Did you complete your studies in theology or did you switch majors?
I was raised as a Catholic but nothing ever made any sense to me, so I converted to atheism and have ignored scripture ever since. I was always confused by the logic of it all and still am.
"Man’s inability to abide perfectly by God’s Law leads...to the hope that one perfect man will appear, the Messiah, whose fulfillment of God’s Law will lift the curse of God’s anger from Mankind."
If I am following the story, it is because of Jesus's Immaculate Conception, then, that enables him to fulfill God's Law perfectly? Why? I still don't get it.
I like David Palmeter's story better.
I was raised a Catholic and I too forgot these critical distinctions.

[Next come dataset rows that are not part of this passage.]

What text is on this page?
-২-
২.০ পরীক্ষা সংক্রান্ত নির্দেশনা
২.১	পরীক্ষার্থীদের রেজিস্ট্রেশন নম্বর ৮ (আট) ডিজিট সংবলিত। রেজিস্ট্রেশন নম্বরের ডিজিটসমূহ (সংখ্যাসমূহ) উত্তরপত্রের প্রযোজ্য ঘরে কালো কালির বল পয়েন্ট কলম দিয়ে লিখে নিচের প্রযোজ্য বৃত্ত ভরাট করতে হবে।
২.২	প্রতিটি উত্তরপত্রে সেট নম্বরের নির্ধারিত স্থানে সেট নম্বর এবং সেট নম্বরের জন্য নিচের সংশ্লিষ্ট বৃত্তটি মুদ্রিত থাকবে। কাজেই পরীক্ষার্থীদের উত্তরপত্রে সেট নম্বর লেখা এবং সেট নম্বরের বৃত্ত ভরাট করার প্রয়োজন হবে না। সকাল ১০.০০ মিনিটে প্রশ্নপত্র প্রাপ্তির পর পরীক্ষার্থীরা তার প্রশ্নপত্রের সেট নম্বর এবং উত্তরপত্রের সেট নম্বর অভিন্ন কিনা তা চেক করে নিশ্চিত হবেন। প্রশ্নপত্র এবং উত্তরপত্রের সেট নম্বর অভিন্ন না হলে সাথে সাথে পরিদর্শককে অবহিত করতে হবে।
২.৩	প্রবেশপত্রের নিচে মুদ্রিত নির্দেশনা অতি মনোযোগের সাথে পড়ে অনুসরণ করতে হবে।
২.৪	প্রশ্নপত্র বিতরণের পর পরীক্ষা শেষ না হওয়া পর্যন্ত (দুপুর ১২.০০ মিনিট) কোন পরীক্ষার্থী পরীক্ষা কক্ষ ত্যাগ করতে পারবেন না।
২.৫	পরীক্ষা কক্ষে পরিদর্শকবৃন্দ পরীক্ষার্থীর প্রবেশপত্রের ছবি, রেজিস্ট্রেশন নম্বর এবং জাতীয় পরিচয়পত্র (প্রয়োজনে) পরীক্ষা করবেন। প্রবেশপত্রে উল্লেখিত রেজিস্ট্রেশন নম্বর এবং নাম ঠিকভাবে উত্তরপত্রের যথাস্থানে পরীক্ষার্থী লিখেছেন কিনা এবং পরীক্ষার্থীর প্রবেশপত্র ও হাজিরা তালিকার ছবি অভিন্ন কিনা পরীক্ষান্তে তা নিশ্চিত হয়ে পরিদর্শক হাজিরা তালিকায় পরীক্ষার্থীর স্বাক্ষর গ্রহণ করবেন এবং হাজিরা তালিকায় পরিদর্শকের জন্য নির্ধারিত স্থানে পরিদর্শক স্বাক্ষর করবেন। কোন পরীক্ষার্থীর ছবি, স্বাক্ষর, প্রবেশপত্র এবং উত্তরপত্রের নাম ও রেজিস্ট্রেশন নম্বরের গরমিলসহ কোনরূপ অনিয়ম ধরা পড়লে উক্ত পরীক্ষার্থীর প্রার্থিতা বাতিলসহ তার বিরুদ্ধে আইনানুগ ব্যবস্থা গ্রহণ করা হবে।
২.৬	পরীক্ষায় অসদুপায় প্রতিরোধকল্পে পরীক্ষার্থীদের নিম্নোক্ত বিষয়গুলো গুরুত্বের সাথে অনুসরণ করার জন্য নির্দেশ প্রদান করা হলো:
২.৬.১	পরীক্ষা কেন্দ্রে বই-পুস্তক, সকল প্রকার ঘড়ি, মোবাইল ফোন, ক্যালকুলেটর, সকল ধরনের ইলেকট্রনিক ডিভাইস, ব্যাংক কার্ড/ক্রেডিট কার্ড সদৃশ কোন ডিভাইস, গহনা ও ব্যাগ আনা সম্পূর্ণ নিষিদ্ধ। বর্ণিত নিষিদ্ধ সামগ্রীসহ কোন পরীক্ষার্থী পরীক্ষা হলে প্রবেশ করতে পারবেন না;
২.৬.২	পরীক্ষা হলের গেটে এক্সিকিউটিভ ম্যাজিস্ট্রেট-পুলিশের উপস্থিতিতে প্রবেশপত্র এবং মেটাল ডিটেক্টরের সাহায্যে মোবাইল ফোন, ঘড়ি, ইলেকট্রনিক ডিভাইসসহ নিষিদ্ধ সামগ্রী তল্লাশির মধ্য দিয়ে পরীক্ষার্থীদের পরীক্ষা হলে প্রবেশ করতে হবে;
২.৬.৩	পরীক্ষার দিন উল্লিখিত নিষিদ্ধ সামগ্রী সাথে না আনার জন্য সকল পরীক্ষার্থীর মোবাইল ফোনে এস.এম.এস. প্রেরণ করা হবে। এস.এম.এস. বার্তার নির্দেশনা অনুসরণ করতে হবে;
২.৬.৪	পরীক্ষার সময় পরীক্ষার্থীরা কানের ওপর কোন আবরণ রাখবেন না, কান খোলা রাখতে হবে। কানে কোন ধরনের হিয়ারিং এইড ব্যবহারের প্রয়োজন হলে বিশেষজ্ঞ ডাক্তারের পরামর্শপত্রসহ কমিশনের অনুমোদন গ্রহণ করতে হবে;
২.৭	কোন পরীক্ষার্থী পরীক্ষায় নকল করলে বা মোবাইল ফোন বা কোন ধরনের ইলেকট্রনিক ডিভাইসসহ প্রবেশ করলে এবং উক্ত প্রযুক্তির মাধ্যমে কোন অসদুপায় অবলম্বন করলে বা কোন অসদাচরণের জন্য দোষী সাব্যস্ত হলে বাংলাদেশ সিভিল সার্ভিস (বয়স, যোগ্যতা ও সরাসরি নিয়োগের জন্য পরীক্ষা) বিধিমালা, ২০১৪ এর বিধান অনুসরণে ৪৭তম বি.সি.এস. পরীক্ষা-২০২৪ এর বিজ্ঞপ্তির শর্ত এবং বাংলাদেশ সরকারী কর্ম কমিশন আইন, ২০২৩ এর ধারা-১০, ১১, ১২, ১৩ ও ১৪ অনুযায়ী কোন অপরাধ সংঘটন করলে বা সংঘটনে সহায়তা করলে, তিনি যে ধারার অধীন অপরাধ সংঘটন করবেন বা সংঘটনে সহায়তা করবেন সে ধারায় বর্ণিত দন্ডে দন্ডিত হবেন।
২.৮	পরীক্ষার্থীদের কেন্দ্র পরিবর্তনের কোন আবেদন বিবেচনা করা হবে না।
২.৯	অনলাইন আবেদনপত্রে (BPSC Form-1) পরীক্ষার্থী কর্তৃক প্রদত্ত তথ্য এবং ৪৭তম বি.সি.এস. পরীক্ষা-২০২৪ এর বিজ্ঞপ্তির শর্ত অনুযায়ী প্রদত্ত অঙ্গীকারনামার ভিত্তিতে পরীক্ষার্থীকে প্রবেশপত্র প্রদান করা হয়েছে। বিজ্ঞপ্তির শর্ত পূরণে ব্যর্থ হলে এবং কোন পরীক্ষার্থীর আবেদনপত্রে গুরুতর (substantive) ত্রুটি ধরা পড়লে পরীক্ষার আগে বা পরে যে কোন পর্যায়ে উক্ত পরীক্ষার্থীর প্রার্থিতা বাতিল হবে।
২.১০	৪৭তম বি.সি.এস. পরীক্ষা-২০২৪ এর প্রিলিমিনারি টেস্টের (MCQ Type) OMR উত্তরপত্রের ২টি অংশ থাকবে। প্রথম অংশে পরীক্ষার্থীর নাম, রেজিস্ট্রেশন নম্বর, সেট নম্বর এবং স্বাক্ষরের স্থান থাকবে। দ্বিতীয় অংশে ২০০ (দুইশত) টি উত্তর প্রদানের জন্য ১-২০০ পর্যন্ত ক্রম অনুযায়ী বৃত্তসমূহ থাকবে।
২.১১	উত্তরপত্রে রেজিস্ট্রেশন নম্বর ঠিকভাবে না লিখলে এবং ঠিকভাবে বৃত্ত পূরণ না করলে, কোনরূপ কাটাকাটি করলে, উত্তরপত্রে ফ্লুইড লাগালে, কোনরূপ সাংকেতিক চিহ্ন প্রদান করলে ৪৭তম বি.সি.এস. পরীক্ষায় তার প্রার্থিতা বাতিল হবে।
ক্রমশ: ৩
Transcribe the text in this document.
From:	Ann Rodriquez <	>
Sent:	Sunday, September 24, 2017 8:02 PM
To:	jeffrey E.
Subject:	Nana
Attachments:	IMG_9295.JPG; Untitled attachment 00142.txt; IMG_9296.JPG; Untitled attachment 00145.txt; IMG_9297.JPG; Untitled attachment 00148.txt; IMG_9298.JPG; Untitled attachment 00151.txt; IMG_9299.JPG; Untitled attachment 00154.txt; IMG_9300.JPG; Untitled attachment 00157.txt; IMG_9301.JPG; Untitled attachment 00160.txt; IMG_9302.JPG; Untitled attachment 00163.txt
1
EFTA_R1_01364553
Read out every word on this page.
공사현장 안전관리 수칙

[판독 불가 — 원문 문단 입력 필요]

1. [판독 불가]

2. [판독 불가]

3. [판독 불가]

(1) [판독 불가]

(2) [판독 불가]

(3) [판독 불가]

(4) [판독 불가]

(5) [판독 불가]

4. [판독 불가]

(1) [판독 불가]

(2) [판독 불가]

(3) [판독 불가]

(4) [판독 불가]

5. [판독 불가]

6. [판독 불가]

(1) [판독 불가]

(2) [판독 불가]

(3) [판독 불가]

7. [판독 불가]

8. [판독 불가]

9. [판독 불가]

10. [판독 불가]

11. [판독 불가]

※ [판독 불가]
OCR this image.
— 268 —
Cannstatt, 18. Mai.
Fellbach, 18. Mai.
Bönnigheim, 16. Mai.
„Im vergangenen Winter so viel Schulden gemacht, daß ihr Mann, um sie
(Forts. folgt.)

So to review, Mary was touched by God resulting in her being born without original sin (immaculate conception). Subsequently, as an adult, who never had sex, she gave birth to Jesus who was also born without sin because his mom didn't have sin. Mary by the way never ever had sex and was/is eternally revered as Virgin. Thus the story goes that God made us as we are (complete with sex drive and necessary organs), yet sex is the source of original sin, but Jesus came to earth to die for our sins (past and future)and so sex is cool now because Jesus gave us a get out of hell free card. Moral of the story, Jesus is like a software update correcting errors in the original program. Okay, I think I'm ready to move on to transubstantiation.
Yes, I studied Theology at a Catholic university (though we also covered major Protestant theologians and and some non-Christian - mostly Muslim - theologians).
I double-majored in Philosophy as well; naively, I wanted that background for apologetic reasons. Ironically, it was my theological studies more than my philosophical ones that lead me to wholesale reject any belief in Christianity or even the supernatural. Elaine Pagel's The Gnostic Gospels was highly influential, for example; it wasn't that I found the Gnostics more compelling than the "orthodox"; rather, the "orthodox" response to "heretics" seemed immensely un-Christlike. The more I studied Church history, the less I could believe there was a divinely inspired institution on Earth.